WATCH: Giant Gas Wave Twice the Size of Milky Way Spotted Surging Through Perseus Galaxy Cluster
It started as a relatively harmless event when a small galaxy cluster passed by the Perseus cluster billions of years ago, according to a report from Atlas Obscura. The action of this smaller cluster bumped into Perseus -- one of the most massive known objects in the entire universe -- creating a gigantic wave of hot gas rolling out. This tsunami extends 200 light-years wide, roughly twice the size of the Milky Way galaxy.
Galaxy clusters are the largest gravitational structures in the universe, and the Perseus cluster stretches 11 million light-years across.
"Perseus is one of the most massive nearby clusters and the brightest one in X-rays, so Chandra data provide us with unparalleled detail," lead scientist Stephen Walker at NASA's Goddard Space Flight Center in Greenbelt, Maryland, said in a statement. "The wave we've identified is associated with the flyby of a smaller cluster, which shows that the merger activity that produced these giant structures is still ongoing."

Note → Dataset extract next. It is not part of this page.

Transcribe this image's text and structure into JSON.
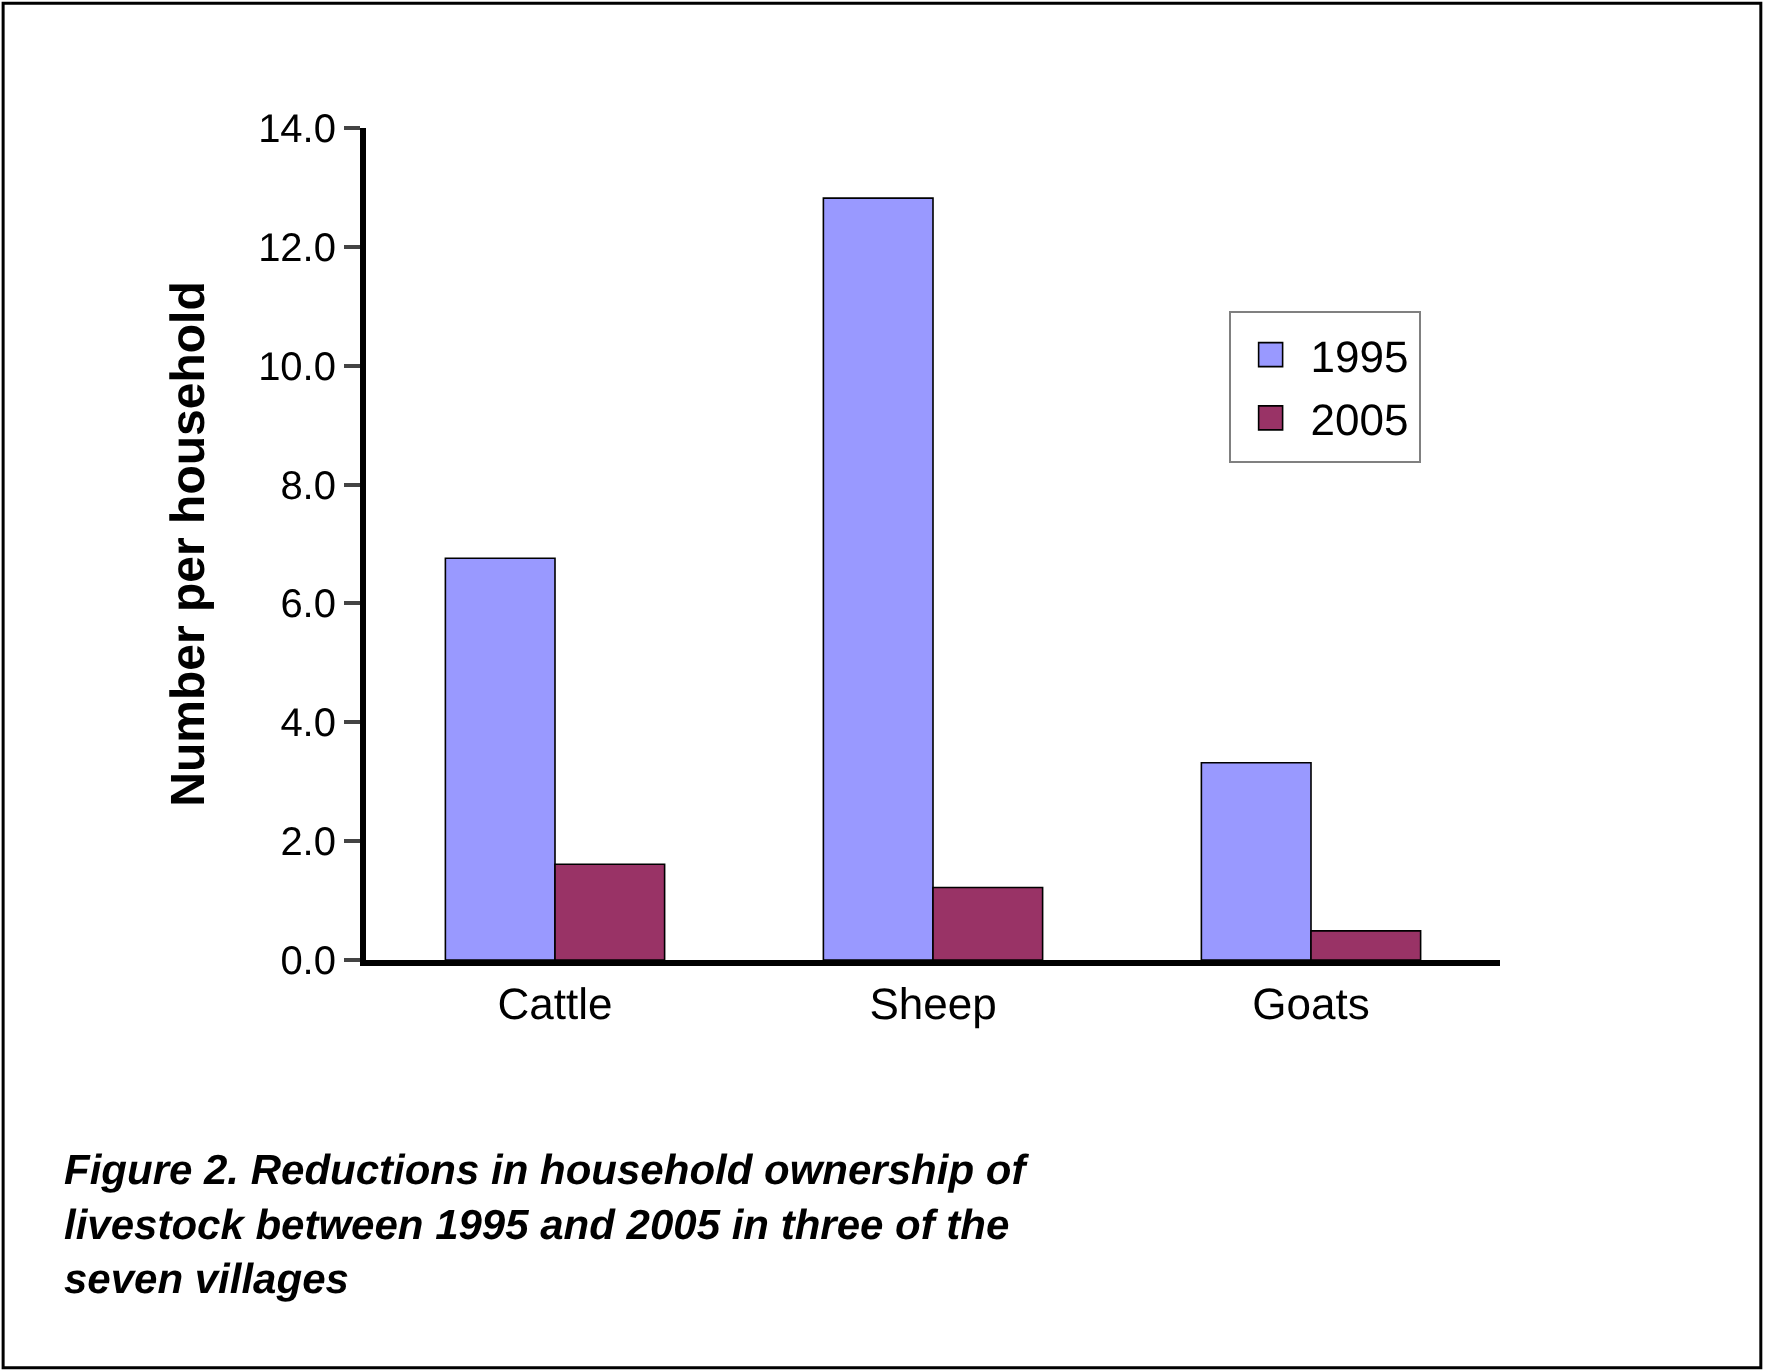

NASA revealed that they were able to detect the wave by combining data from their Chandra X-ray Observatory with radio information and computer simulations.

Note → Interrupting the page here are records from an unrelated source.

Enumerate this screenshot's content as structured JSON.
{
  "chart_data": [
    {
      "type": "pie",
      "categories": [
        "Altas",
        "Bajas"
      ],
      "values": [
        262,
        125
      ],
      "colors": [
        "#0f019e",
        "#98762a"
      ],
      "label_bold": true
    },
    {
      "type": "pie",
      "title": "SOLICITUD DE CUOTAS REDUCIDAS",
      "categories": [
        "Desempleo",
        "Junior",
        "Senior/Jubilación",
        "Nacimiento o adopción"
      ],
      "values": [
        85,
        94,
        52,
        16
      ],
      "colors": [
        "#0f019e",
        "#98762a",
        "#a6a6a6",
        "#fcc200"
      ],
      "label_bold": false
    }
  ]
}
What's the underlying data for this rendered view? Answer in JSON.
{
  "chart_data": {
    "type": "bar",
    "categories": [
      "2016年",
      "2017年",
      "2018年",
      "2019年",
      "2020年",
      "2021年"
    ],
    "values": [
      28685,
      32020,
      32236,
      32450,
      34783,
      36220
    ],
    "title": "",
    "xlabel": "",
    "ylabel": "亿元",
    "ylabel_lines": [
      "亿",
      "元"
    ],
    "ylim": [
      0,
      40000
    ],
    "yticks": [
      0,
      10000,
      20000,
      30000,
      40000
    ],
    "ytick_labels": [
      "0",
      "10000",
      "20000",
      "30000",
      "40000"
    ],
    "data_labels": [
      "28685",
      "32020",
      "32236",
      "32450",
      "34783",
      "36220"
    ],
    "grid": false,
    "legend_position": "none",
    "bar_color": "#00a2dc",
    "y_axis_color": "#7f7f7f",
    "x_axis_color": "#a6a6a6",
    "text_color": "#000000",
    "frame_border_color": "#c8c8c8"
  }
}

One particular simulation seemed to explain the concave feature -- dubbed the "bay" -- in Persues cluster's central galaxy NGC 1275. In this simulation, the gas in a cluster resembling Perseus were divided into two components: a central region 54 million degrees Fahreheit (30 million Celsius) and a zone around it where the gas was three times as hot. A smaller cluster grazed this cluster.

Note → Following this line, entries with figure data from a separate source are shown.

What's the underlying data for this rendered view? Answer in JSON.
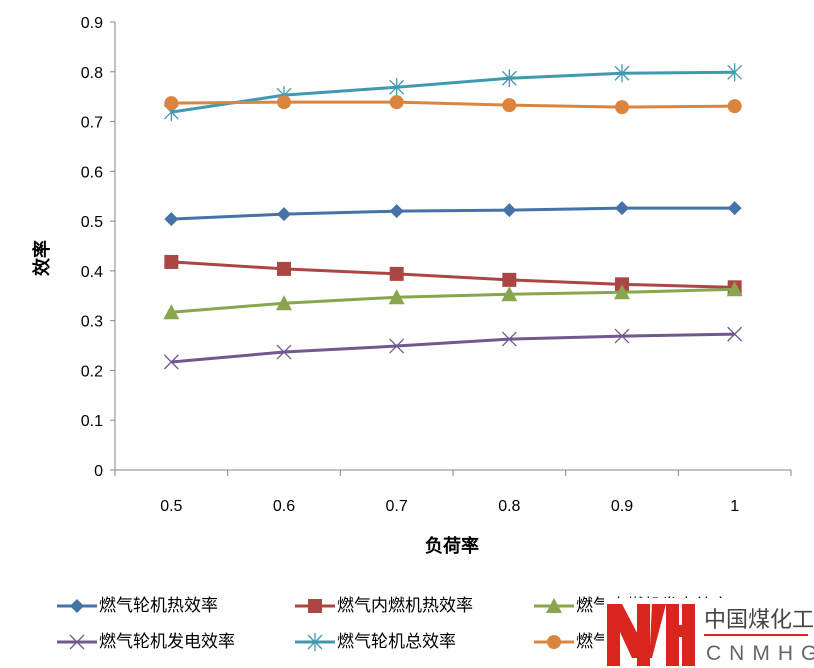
{
  "chart_data": {
    "type": "line",
    "xlabel": "负荷率",
    "ylabel": "效率",
    "categories": [
      "0.5",
      "0.6",
      "0.7",
      "0.8",
      "0.9",
      "1"
    ],
    "ylim": [
      0,
      0.9
    ],
    "yticks": [
      "0",
      "0.1",
      "0.2",
      "0.3",
      "0.4",
      "0.5",
      "0.6",
      "0.7",
      "0.8",
      "0.9"
    ],
    "grid": false,
    "legend_position": "bottom",
    "series": [
      {
        "name": "燃气轮机热效率",
        "color": "#4572A7",
        "marker": "diamond",
        "values": [
          0.504,
          0.514,
          0.52,
          0.522,
          0.526,
          0.526
        ]
      },
      {
        "name": "燃气内燃机热效率",
        "color": "#AA4643",
        "marker": "square",
        "values": [
          0.418,
          0.404,
          0.394,
          0.382,
          0.373,
          0.367
        ]
      },
      {
        "name": "燃气内燃机发电效率",
        "color": "#89A54E",
        "marker": "triangle",
        "values": [
          0.317,
          0.335,
          0.347,
          0.353,
          0.357,
          0.363
        ]
      },
      {
        "name": "燃气轮机发电效率",
        "color": "#71588F",
        "marker": "x",
        "values": [
          0.217,
          0.237,
          0.249,
          0.263,
          0.269,
          0.273
        ]
      },
      {
        "name": "燃气轮机总效率",
        "color": "#4198AF",
        "marker": "star",
        "values": [
          0.719,
          0.753,
          0.769,
          0.787,
          0.797,
          0.799
        ]
      },
      {
        "name": "燃气内燃机总效率",
        "color": "#DB843D",
        "marker": "circle",
        "values": [
          0.737,
          0.739,
          0.739,
          0.733,
          0.729,
          0.731
        ]
      }
    ]
  },
  "watermark": {
    "cn": "中国煤化工",
    "en": "CNMHG",
    "color": "#D9251D"
  }
}
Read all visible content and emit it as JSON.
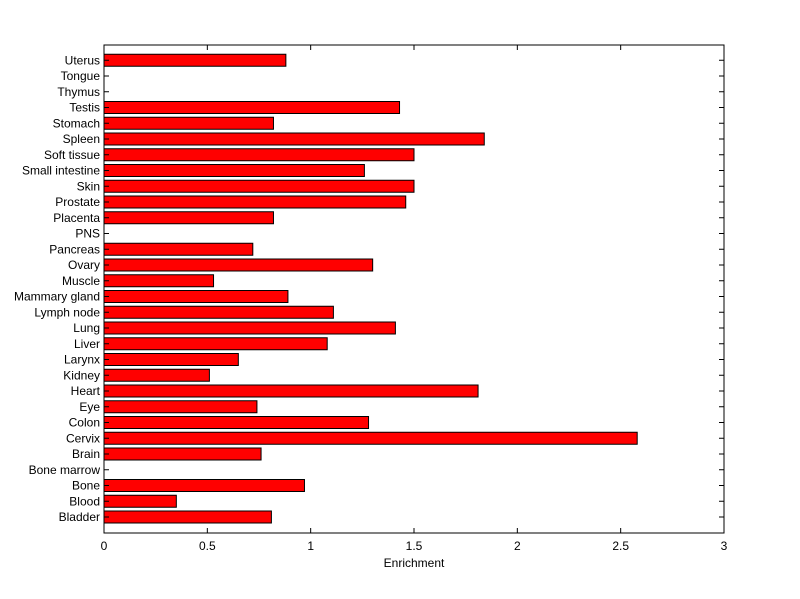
{
  "chart_data": {
    "type": "bar",
    "orientation": "horizontal",
    "xlabel": "Enrichment",
    "ylabel": "",
    "title": "",
    "xlim": [
      0,
      3
    ],
    "xticks": [
      0,
      0.5,
      1,
      1.5,
      2,
      2.5,
      3
    ],
    "xtick_labels": [
      "0",
      "0.5",
      "1",
      "1.5",
      "2",
      "2.5",
      "3"
    ],
    "grid": false,
    "bar_color": "#ff0000",
    "bar_edge_color": "#000000",
    "categories": [
      "Bladder",
      "Blood",
      "Bone",
      "Bone marrow",
      "Brain",
      "Cervix",
      "Colon",
      "Eye",
      "Heart",
      "Kidney",
      "Larynx",
      "Liver",
      "Lung",
      "Lymph node",
      "Mammary gland",
      "Muscle",
      "Ovary",
      "Pancreas",
      "PNS",
      "Placenta",
      "Prostate",
      "Skin",
      "Small intestine",
      "Soft tissue",
      "Spleen",
      "Stomach",
      "Testis",
      "Thymus",
      "Tongue",
      "Uterus"
    ],
    "values": [
      0.81,
      0.35,
      0.97,
      0,
      0.76,
      2.58,
      1.28,
      0.74,
      1.81,
      0.51,
      0.65,
      1.08,
      1.41,
      1.11,
      0.89,
      0.53,
      1.3,
      0.72,
      0,
      0.82,
      1.46,
      1.5,
      1.26,
      1.5,
      1.84,
      0.82,
      1.43,
      0,
      0,
      0.88
    ]
  }
}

This slight bump formed "a gravitational disturbance that churns the gas like cream stirred into coffee, creating an expanding spiral of cold gas." Now, 2.5 billion years later, the gas has risen 500,000 light-years from the center and the waves surge at the periphery for hundreds of millions of years.
The findings about the giant gas on Persues cluster were published in the journal Monthly Notices of the Royal Astronomical Society.